The article by Steven Heitman and colleagues1 ignores health human resource realities in Canada. The only logical strategy for people aged 50–74 years at average risk of developing colorectal cancer (CRC) is to start with computerized tomographic (CT) colonography and proceed to full colonoscopy with polypectomy on the same day when polyps greater than 5 or 10 mm in diameter are found.
The Canadian health care system does not have the capacity to offer colonoscopies to everyone aged 50–74 years who is at average risk.
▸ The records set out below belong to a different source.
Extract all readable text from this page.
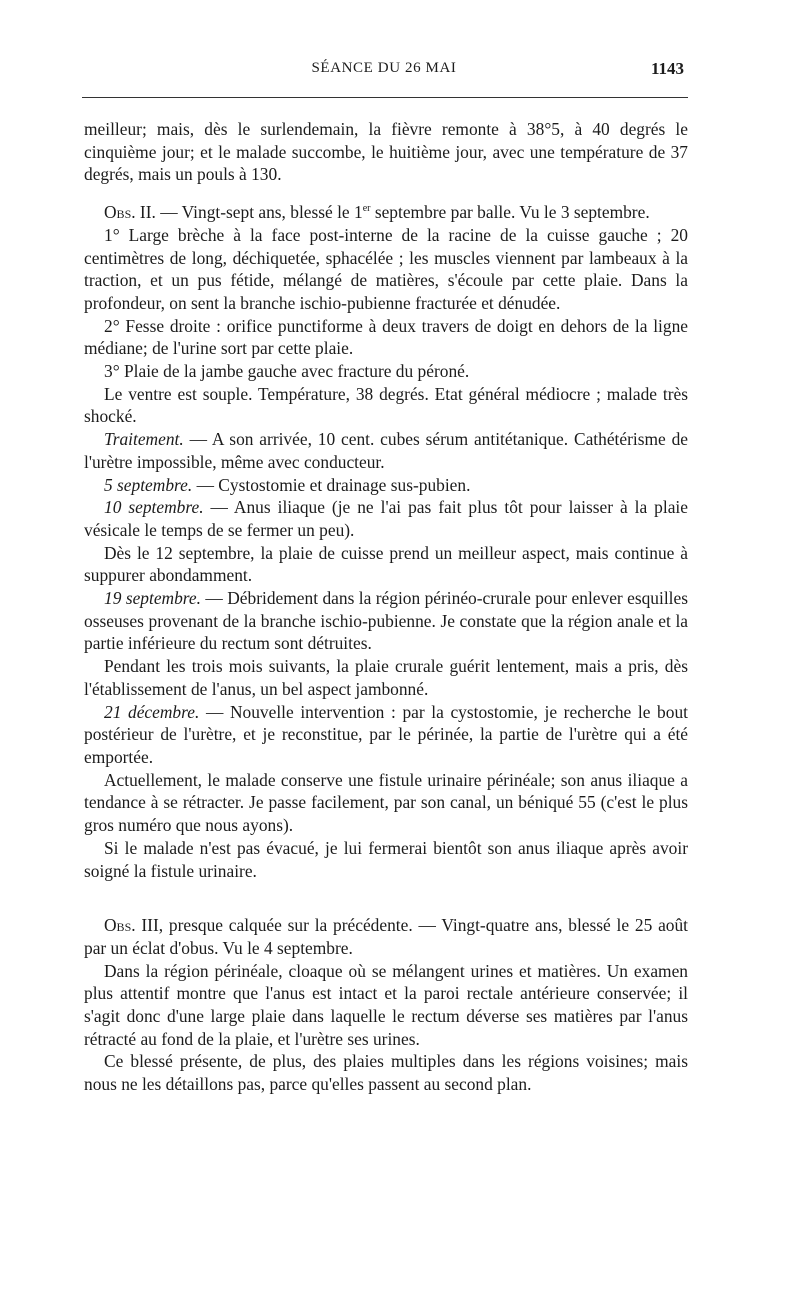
SÉANCE DU 26 MAI	1143

meilleur; mais, dès le surlendemain, la fièvre remonte à 38°5, à 40 degrés le cinquième jour; et le malade succombe, le huitième jour, avec une température de 37 degrés, mais un pouls à 130.

Obs. II. — Vingt-sept ans, blessé le 1er septembre par balle. Vu le 3 septembre.

1° Large brèche à la face post-interne de la racine de la cuisse gauche ; 20 centimètres de long, déchiquetée, sphacélée ; les muscles viennent par lambeaux à la traction, et un pus fétide, mélangé de matières, s'écoule par cette plaie. Dans la profondeur, on sent la branche ischio-pubienne fracturée et dénudée.

2° Fesse droite : orifice punctiforme à deux travers de doigt en dehors de la ligne médiane; de l'urine sort par cette plaie.

3° Plaie de la jambe gauche avec fracture du péroné.

Le ventre est souple. Température, 38 degrés. Etat général médiocre ; malade très shocké.

Traitement. — A son arrivée, 10 cent. cubes sérum antitétanique. Cathétérisme de l'urètre impossible, même avec conducteur.

5 septembre. — Cystostomie et drainage sus-pubien.

10 septembre. — Anus iliaque (je ne l'ai pas fait plus tôt pour laisser à la plaie vésicale le temps de se fermer un peu).

Dès le 12 septembre, la plaie de cuisse prend un meilleur aspect, mais continue à suppurer abondamment.

19 septembre. — Débridement dans la région périnéo-crurale pour enlever esquilles osseuses provenant de la branche ischio-pubienne. Je constate que la région anale et la partie inférieure du rectum sont détruites.

Pendant les trois mois suivants, la plaie crurale guérit lentement, mais a pris, dès l'établissement de l'anus, un bel aspect jambonné.

21 décembre. — Nouvelle intervention : par la cystostomie, je recherche le bout postérieur de l'urètre, et je reconstitue, par le périnée, la partie de l'urètre qui a été emportée.

Actuellement, le malade conserve une fistule urinaire périnéale; son anus iliaque a tendance à se rétracter. Je passe facilement, par son canal, un béniqué 55 (c'est le plus gros numéro que nous ayons).

Si le malade n'est pas évacué, je lui fermerai bientôt son anus iliaque après avoir soigné la fistule urinaire.

Obs. III, presque calquée sur la précédente. — Vingt-quatre ans, blessé le 25 août par un éclat d'obus. Vu le 4 septembre.

Dans la région périnéale, cloaque où se mélangent urines et matières. Un examen plus attentif montre que l'anus est intact et la paroi rectale antérieure conservée; il s'agit donc d'une large plaie dans laquelle le rectum déverse ses matières par l'anus rétracté au fond de la plaie, et l'urètre ses urines.

Ce blessé présente, de plus, des plaies multiples dans les régions voisines; mais nous ne les détaillons pas, parce qu'elles passent au second plan.
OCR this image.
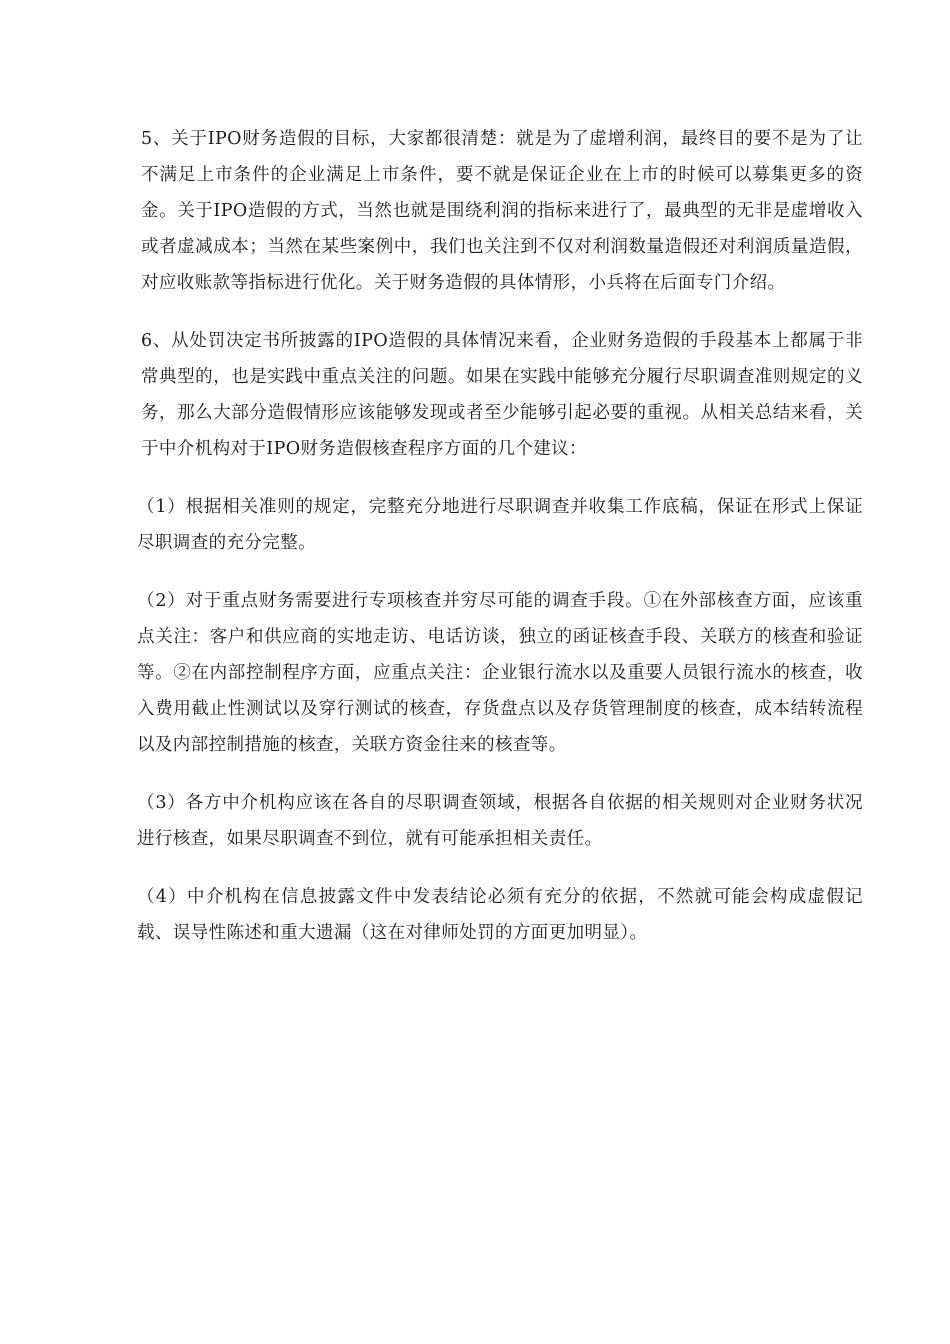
5、关于IPO财务造假的目标，大家都很清楚：就是为了虚增利润，最终目的要不是为了让不满足上市条件的企业满足上市条件，要不就是保证企业在上市的时候可以募集更多的资金。关于IPO造假的方式，当然也就是围绕利润的指标来进行了，最典型的无非是虚增收入或者虚减成本；当然在某些案例中，我们也关注到不仅对利润数量造假还对利润质量造假，对应收账款等指标进行优化。关于财务造假的具体情形，小兵将在后面专门介绍。

6、从处罚决定书所披露的IPO造假的具体情况来看，企业财务造假的手段基本上都属于非常典型的，也是实践中重点关注的问题。如果在实践中能够充分履行尽职调查准则规定的义务，那么大部分造假情形应该能够发现或者至少能够引起必要的重视。从相关总结来看，关于中介机构对于IPO财务造假核查程序方面的几个建议：

（1）根据相关准则的规定，完整充分地进行尽职调查并收集工作底稿，保证在形式上保证尽职调查的充分完整。

（2）对于重点财务需要进行专项核查并穷尽可能的调查手段。①在外部核查方面，应该重点关注：客户和供应商的实地走访、电话访谈，独立的函证核查手段、关联方的核查和验证等。②在内部控制程序方面，应重点关注：企业银行流水以及重要人员银行流水的核查，收入费用截止性测试以及穿行测试的核查，存货盘点以及存货管理制度的核查，成本结转流程以及内部控制措施的核查，关联方资金往来的核查等。

（3）各方中介机构应该在各自的尽职调查领域，根据各自依据的相关规则对企业财务状况进行核查，如果尽职调查不到位，就有可能承担相关责任。

（4）中介机构在信息披露文件中发表结论必须有充分的依据，不然就可能会构成虚假记载、误导性陈述和重大遗漏（这在对律师处罚的方面更加明显）。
Access to gastrointestinal specialty care is limited in many parts of Canada.2 In 2001, only 3857 colonoscopies were performed per 100 000 Ontarians aged 50–74 years.3 From 1992 to 2001, only 15.7% of Ontarians aged 50–74 years had at least one colonoscopy; 16.7% underwent double-contrast barium enema.3
There are resource planning advantages to a „CT colonography first” strategy. It takes 15 min for an experienced endoscopist to perform a full diagnostic colonoscopy and an additional 5–10 min for a polypectomy. For 100 000 people undergoing CRC screening (27.2% of them will have polyps greater than 5 mm in diameter1), the „CT colonoscopy first” strategy will require 3692 endoscopy days. A colonoscopy for the people in this group who are found to have polyps will use only 1417 endoscopy days.
There are 2 questions that need to be addressed with regard to CRC screening programs. The first is whether CT colonography should replace double-contrast barium enema as a screening tool. The second concerns the optimal interval for repeating CT colonography.